Design

Our project uses a two-part circuit to create a simple and cost-effective test strip for determining whether hexavalent chromium is present in water. This test strip would act similar to a litmus test in its appearance and the response it gives. If the test strip is placed in water contaminated with chromium, the strip will change color to inform the user.

Our team was able to find a past iGEM team, iGEM Bielefeld 2015, who had worked with chromium detection. Their concept was to take a repressor, ChrB, which will bind to a corresponding promoter, ChrP, and inhibit the production of a reporter, in their case GFPa1 was used. However, in the presence of hexavalent chromium, the ChrB repressor will fall off the ChrP promoter and allow the reporter to be produced and thus giving a signal that the chromium is present.

The first step was to create the two-part circuit similar to that of iGEM Bielefeld from 2015. The first piece of the circuit is expressing the repressor, ChrB. We cibstitutively expressed ChrB from a T7 promoter in a pET11a backbone. ChrB expression could easily be tested by running a protein gel and determining whether the protein was being produced by the cell. The next piece of the circuit contains the promoter, ChrP, and the reporter, GFPa1. This also could be easily tested using the fluorescence from the GFPa1 as it will always be produced without the presence of the repressor.

However, after talking with a coatings specialist at Wright-Patterson Air Force Base, we were informed that this type of test could idealy be implemented as a quick home test.

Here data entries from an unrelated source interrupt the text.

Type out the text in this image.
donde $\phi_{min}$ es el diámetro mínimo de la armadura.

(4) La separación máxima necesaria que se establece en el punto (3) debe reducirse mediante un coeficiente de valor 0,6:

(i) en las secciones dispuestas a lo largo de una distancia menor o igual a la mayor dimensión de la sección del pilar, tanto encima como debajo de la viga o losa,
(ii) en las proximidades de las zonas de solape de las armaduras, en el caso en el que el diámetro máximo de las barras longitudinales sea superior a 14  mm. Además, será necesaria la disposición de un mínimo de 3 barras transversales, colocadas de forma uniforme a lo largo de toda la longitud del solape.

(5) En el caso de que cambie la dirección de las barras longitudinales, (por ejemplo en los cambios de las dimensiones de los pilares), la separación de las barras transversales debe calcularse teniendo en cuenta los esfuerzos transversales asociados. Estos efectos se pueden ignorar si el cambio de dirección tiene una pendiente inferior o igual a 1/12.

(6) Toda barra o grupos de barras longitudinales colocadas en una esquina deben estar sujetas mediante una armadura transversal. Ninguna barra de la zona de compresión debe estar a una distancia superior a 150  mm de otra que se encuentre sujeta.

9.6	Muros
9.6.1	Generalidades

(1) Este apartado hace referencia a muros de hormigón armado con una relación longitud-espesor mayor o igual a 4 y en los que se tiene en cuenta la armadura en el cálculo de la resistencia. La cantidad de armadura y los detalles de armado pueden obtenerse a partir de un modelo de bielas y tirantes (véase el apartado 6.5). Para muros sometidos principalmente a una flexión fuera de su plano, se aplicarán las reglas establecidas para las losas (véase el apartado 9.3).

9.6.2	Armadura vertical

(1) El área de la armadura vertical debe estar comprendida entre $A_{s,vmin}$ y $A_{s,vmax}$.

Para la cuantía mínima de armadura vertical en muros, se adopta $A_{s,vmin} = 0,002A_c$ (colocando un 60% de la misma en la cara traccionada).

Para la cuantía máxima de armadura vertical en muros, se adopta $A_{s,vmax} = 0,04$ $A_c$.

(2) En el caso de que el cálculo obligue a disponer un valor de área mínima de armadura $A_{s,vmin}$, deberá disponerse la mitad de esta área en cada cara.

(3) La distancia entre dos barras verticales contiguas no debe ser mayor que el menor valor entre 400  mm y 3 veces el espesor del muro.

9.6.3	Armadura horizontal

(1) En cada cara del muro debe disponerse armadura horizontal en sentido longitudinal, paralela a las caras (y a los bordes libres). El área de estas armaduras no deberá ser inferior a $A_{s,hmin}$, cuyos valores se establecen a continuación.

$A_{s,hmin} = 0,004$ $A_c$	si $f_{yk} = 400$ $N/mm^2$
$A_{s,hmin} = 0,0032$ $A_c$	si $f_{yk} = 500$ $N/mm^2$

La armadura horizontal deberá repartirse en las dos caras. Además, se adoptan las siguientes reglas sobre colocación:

Therefore, an easier way of visualizing the results would likely be needed. In order to do this, bacterial flavin containing monooxygenase (bFMO) was used as the reporter as it produces an indigo color which can easily be seen without any aid of a machine. This achieves both goals of creating an easy to use test and one that is cost effective as no extra equipment is needed to read the results.

Later, we found out that chromium is toxic to cells. If the cells with our circuit were introduced to chromium, no response would be found as all the cells would die off. This caused our team to re-design our system of expression in a cell-free system. The cell-free system would not be affected by the toxicity of chromium as it is not alive. This would also reduce concern with using live bacteria in a home test.

Since the use of bFMO and cell free systems were new to the team and the lab, two positive controls were created; one containing GFPa1 and the other bFMO, each constitutively expressed from a T7 promoter. These were used in determining whether we could successfully express the reporters in a cell-free system. In addition to testing out cell free system in liquid, we also explored putting our cell free system on paper as well as lyophilizing and rehydrating the cell free systems. These platforms will make our system more fieldable.